Fashion has had many eras. We’ve had the flapper dress, the bias cut of Hollywood, ’80s workout attire and more, but the corset came long before.
The corset takes us back to 1,000 B.C. on the island of Crete, 200 miles south of mainland Greece.
Small waists were desired, so Crete’s Minoan and Grecian women utilized corset-like pieces to achieve the desired small-waisted look.
Flash forward to the 1500s and 1600s: the women of the French court had reclaimed the clothing piece lost in the Middle Ages when the body was seen as sinful.
This idea of the body being “sinful” stemmed from religious and social beliefs that associated women’s natural processes with impurity, moral weakness and shame, writes Gail Kern Pester, author of “The Body Embarrassed: Drama and the Disciplines of Shame in Early Modern England.”
While corsets inevitably changed in material and shape throughout the following centuries as social norms changed, they remained popular until World War I when styles became looser and simpler.

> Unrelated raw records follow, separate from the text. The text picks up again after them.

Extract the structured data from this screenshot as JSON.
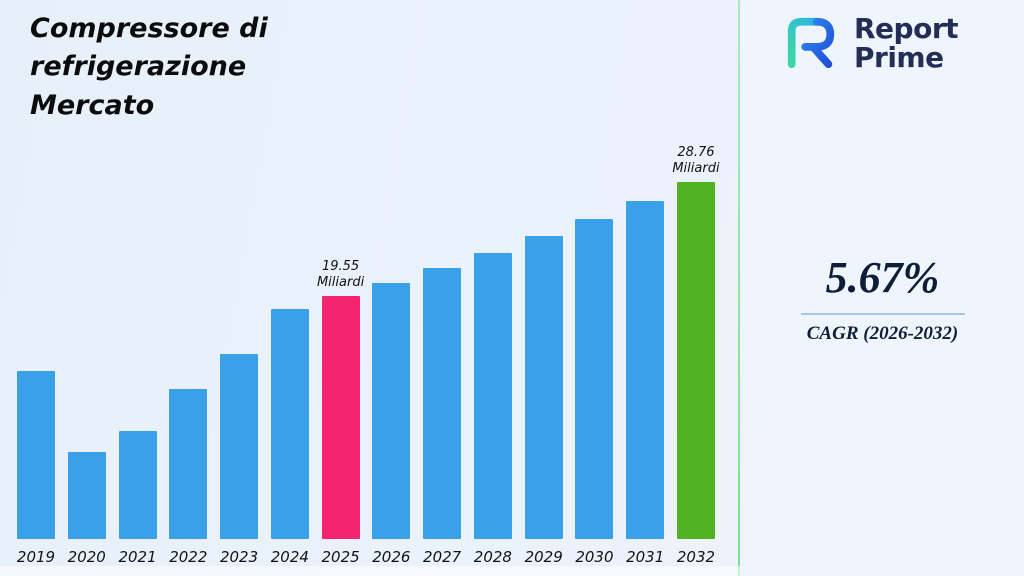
{
  "header": {
    "title_lines": [
      "Compressore di",
      "refrigerazione",
      "Mercato"
    ]
  },
  "brand": {
    "name_line1": "Report",
    "name_line2": "Prime"
  },
  "cagr": {
    "value": "5.67%",
    "label": "CAGR (2026-2032)"
  },
  "colors": {
    "bar_default": "#3aa0e8",
    "bar_highlight_2025": "#f5256d",
    "bar_highlight_2032": "#4fb322",
    "separator_green": "#7fdf92",
    "brand_navy": "#232d56"
  },
  "chart_data": {
    "type": "bar",
    "title": "Compressore di refrigerazione Mercato",
    "xlabel": "",
    "ylabel": "Miliardi",
    "unit": "Miliardi",
    "ylim": [
      0,
      29
    ],
    "grid": false,
    "legend": "none",
    "categories": [
      "2019",
      "2020",
      "2021",
      "2022",
      "2023",
      "2024",
      "2025",
      "2026",
      "2027",
      "2028",
      "2029",
      "2030",
      "2031",
      "2032"
    ],
    "values": [
      13.5,
      7.0,
      8.7,
      12.1,
      14.9,
      18.5,
      19.55,
      20.66,
      21.83,
      23.07,
      24.37,
      25.76,
      27.22,
      28.76
    ],
    "bar_color": "#3aa0e8",
    "highlights": {
      "2025": {
        "color": "#f5256d",
        "label_lines": [
          "19.55",
          "Miliardi"
        ]
      },
      "2032": {
        "color": "#4fb322",
        "label_lines": [
          "28.76",
          "Miliardi"
        ]
      }
    },
    "annotations": [
      {
        "x": "2025",
        "text": "19.55 Miliardi"
      },
      {
        "x": "2032",
        "text": "28.76 Miliardi"
      }
    ]
  }
}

From World War I to the Women’s Movement in the late 1960s, women had a half-a-century break from the confinement of corsets.
Then came shapewear.
Now, why is this significant?
Some sources say men may have worn corsets throughout these eras; however, the corset was not the same cultural phenomenon or expectation for men as it was for women.
History has shown a pattern of forcing women’s bodies to fit into a mold, both metaphorically and physically.

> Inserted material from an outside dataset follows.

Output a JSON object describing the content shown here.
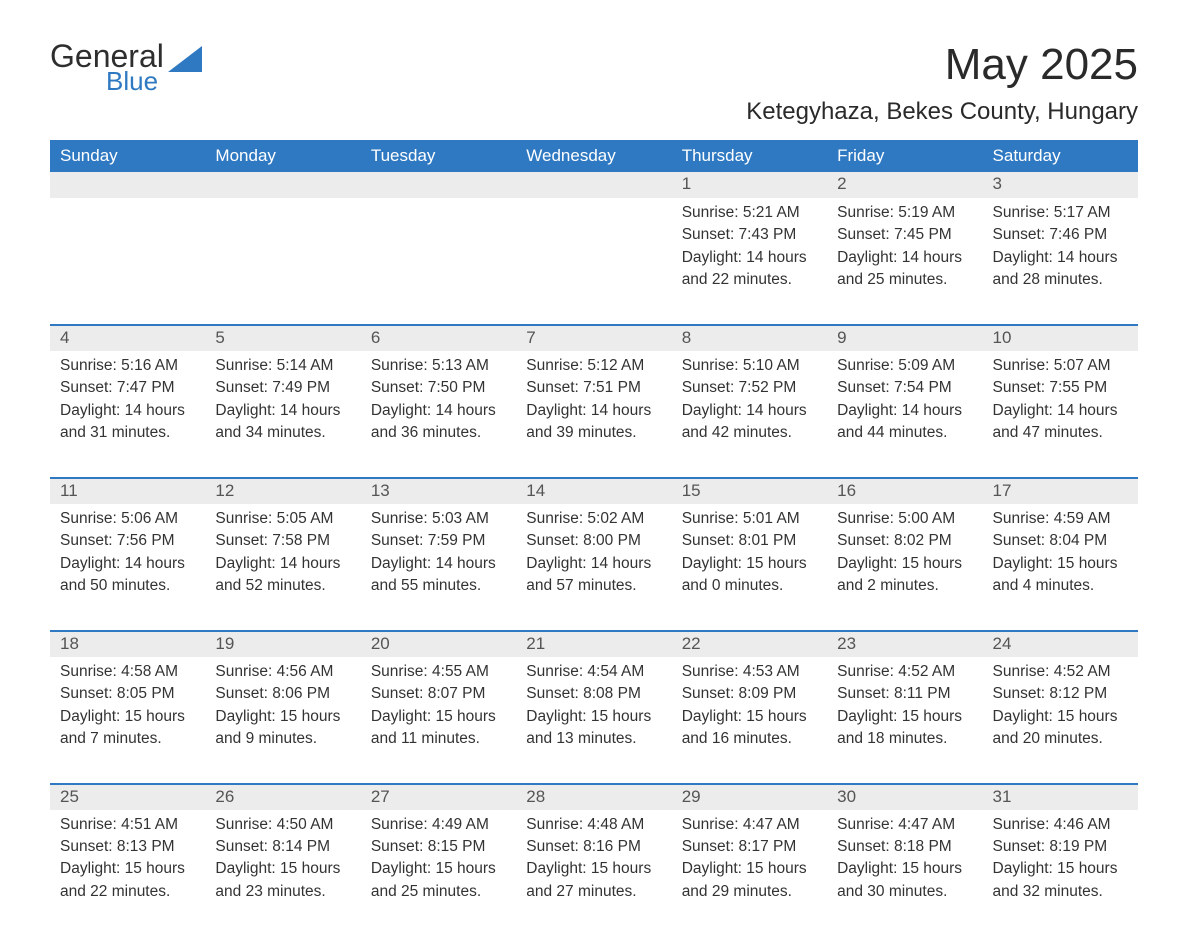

The creation of shapewear is another example of this as it was advertised to women with, again, the intention of reconstructing their bodies.

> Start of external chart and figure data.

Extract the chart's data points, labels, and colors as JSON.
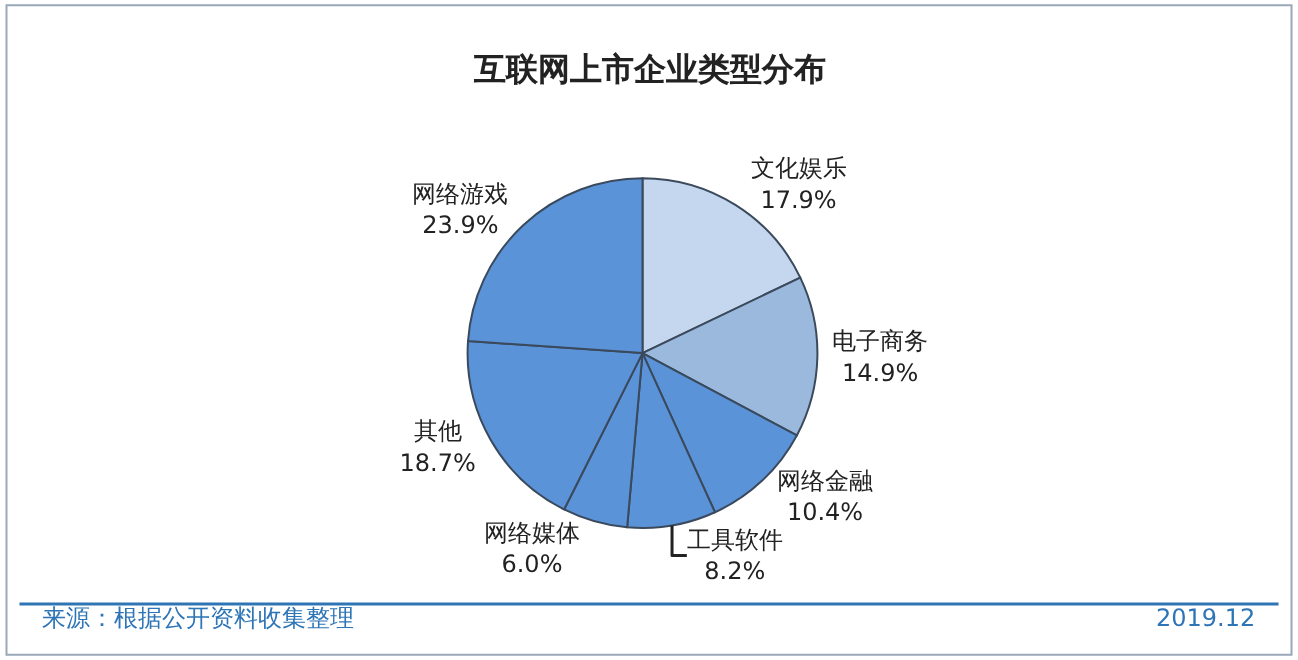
{
  "chart_data": {
    "type": "pie",
    "title": "互联网上市企业类型分布",
    "categories": [
      "文化娱乐",
      "电子商务",
      "网络金融",
      "工具软件",
      "网络媒体",
      "其他",
      "网络游戏"
    ],
    "values": [
      17.9,
      14.9,
      10.4,
      8.2,
      6.0,
      18.7,
      23.9
    ],
    "value_labels": [
      "17.9%",
      "14.9%",
      "10.4%",
      "8.2%",
      "6.0%",
      "18.7%",
      "23.9%"
    ],
    "colors": [
      "#c5d7ef",
      "#9bb9dd",
      "#5b93d9",
      "#5b93d9",
      "#5b93d9",
      "#5b93d9",
      "#5b93d9"
    ],
    "legend": false,
    "annotations": [
      "来源：根据公开资料收集整理",
      "2019.12"
    ]
  }
}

Now, this is not to say it is shameful if a woman chooses to wear shapewear. Women should wear what they want.
The issue, however, is the societal pressures that push women to conform to unrealistic body standards that have the potential to make them feel that their natural bodies are inadequate.
In the early 2000s, women were expected to be extremely thin and fashion was constructed to fit this body type.
The 2005 film “The Sisterhood of the Traveling Pants,” discussed the body standard of the 2000s often, as the movie followed a friend group of four girls spending the summer apart but connected through a pair of jeans that fit them all perfectly.
Carmen, played by America Ferrera, struggles with her body image.
Carmen’s struggles open up a greater conversation about body image and societal pressure, not unlike the pressure the women wearing corsets faced centuries before her.
Fashion, especially women’s fashion, has always dictated the ideal body type, often placing women in a cycle of molding themselves to fit a certain standard, whether through corsets, shapewear or other constricting clothing items.
The corset is more than just a cyclical fashion trend, evolving and sometimes showing likeness to its precursor. It symbolizes the long-standing pressure on women to adhere to impossible body standards.
So, the question still stands: how much progress have we truly made in the fashion world if the molds we’ve “escaped” have simply been replaced by new ones?